Angel Face ★★★½


Unfettered Mood is Everything here Portrayed through Close-Ups and Soft Spoken Melancholia.

Neither of the Main Characters are Given to Elation and Succumbed to a World Tolerable but not Enchanting.

He is Workmanlike with a Blue-Collar Acceptance of Status with a Slight Eye on the Better Life and She is a Wealthy one Existing in a World with Restraints of Circumstance.

Mainly, Her Father's New Wife, that She Feels is the Wet on Her Freudian Security Blanket.

A Mistaken Identity with Lethal Consequences.

Her Troubled Psyche is Troubling for the Impressionable Male.

Snared in Her Web of Willful Wanderings in a Playground Fenced in by an Inability to Successfully Supersede Her Place in the Sheltered Situation of Fatherly Love.

The Director was Never very Expressionistic in his Film-Noirs, Preferring to Photograph in mostly Pedestrian Angles and Lighting, rather than Display any Stylistic Sensations.

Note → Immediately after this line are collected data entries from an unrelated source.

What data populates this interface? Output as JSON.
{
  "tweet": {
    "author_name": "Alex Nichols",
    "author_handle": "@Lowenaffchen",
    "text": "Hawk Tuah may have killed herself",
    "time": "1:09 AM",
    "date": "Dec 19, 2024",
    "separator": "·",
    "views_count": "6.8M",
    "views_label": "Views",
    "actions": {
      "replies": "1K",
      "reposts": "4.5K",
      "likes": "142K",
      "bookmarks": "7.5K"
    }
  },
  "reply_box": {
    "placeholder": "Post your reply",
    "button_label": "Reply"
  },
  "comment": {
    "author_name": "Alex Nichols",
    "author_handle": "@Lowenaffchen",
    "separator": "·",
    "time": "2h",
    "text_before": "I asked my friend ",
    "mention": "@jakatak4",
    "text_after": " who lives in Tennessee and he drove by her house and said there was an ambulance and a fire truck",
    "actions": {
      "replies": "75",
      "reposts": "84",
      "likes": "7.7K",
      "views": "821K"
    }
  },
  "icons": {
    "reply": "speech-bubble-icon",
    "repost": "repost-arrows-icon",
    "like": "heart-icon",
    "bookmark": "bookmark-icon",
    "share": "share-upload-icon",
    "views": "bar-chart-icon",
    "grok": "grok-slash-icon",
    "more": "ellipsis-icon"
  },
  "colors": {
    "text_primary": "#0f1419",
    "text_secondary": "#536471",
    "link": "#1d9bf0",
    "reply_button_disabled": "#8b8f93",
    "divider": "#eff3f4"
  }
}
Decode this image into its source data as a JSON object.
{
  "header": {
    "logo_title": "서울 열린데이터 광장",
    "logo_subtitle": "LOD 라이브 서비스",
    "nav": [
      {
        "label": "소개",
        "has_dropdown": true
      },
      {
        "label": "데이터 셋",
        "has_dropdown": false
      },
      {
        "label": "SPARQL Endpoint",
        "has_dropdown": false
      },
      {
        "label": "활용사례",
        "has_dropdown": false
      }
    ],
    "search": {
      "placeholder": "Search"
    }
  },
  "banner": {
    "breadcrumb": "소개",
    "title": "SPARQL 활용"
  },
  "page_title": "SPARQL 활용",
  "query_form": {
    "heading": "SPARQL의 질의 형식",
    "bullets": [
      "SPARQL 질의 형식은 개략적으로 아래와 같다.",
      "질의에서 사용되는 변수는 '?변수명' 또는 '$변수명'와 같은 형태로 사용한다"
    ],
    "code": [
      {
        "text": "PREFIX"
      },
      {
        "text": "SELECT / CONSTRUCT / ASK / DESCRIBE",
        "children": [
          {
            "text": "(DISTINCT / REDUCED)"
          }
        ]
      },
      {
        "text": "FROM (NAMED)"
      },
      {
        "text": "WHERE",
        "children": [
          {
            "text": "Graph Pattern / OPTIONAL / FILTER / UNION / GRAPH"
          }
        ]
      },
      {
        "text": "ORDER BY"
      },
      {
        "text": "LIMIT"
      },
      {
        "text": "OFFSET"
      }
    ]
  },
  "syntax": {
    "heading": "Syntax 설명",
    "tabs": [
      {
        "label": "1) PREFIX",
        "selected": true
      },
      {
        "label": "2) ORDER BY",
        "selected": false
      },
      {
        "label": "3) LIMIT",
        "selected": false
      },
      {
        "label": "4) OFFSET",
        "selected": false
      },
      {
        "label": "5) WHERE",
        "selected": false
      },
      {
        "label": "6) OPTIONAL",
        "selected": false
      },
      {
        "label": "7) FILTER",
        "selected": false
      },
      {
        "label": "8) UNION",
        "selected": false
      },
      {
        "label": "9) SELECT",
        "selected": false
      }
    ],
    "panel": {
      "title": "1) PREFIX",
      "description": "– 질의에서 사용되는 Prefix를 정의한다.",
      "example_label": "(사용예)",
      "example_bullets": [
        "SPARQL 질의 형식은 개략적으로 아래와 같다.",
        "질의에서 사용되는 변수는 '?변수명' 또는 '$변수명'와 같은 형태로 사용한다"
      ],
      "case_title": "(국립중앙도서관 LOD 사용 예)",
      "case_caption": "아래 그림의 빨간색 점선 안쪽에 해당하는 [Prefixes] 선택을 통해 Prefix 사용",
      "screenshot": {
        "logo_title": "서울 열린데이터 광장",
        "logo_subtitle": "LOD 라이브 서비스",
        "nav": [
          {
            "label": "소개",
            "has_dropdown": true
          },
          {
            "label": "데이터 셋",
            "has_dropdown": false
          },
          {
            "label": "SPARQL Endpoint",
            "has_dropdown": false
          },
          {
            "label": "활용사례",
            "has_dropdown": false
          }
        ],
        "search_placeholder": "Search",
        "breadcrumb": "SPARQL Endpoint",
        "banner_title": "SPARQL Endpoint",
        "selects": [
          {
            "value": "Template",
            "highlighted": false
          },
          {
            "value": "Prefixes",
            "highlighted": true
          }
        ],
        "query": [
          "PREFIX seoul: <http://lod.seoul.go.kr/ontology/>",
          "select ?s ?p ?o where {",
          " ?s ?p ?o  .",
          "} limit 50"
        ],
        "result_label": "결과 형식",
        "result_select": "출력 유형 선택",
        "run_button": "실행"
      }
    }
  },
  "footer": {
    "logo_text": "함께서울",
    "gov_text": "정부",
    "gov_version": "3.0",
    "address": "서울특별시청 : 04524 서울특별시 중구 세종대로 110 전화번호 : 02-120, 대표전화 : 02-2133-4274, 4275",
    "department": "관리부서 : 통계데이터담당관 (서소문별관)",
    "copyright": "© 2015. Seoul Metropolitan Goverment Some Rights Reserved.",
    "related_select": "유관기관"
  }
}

Kudos must be Given to some of the Dialog and Innuendos that were Daring and Probably Barely Escaped the Censor and are Refreshingly Real.

Preminger's Noirs are mostly Unembellished Character Driven.

Here He is in the Driver's Seat with a Sombre Story and Downbeat, Atypical Ending.

it Makes this a Noir Despite the Commonplace Exposition.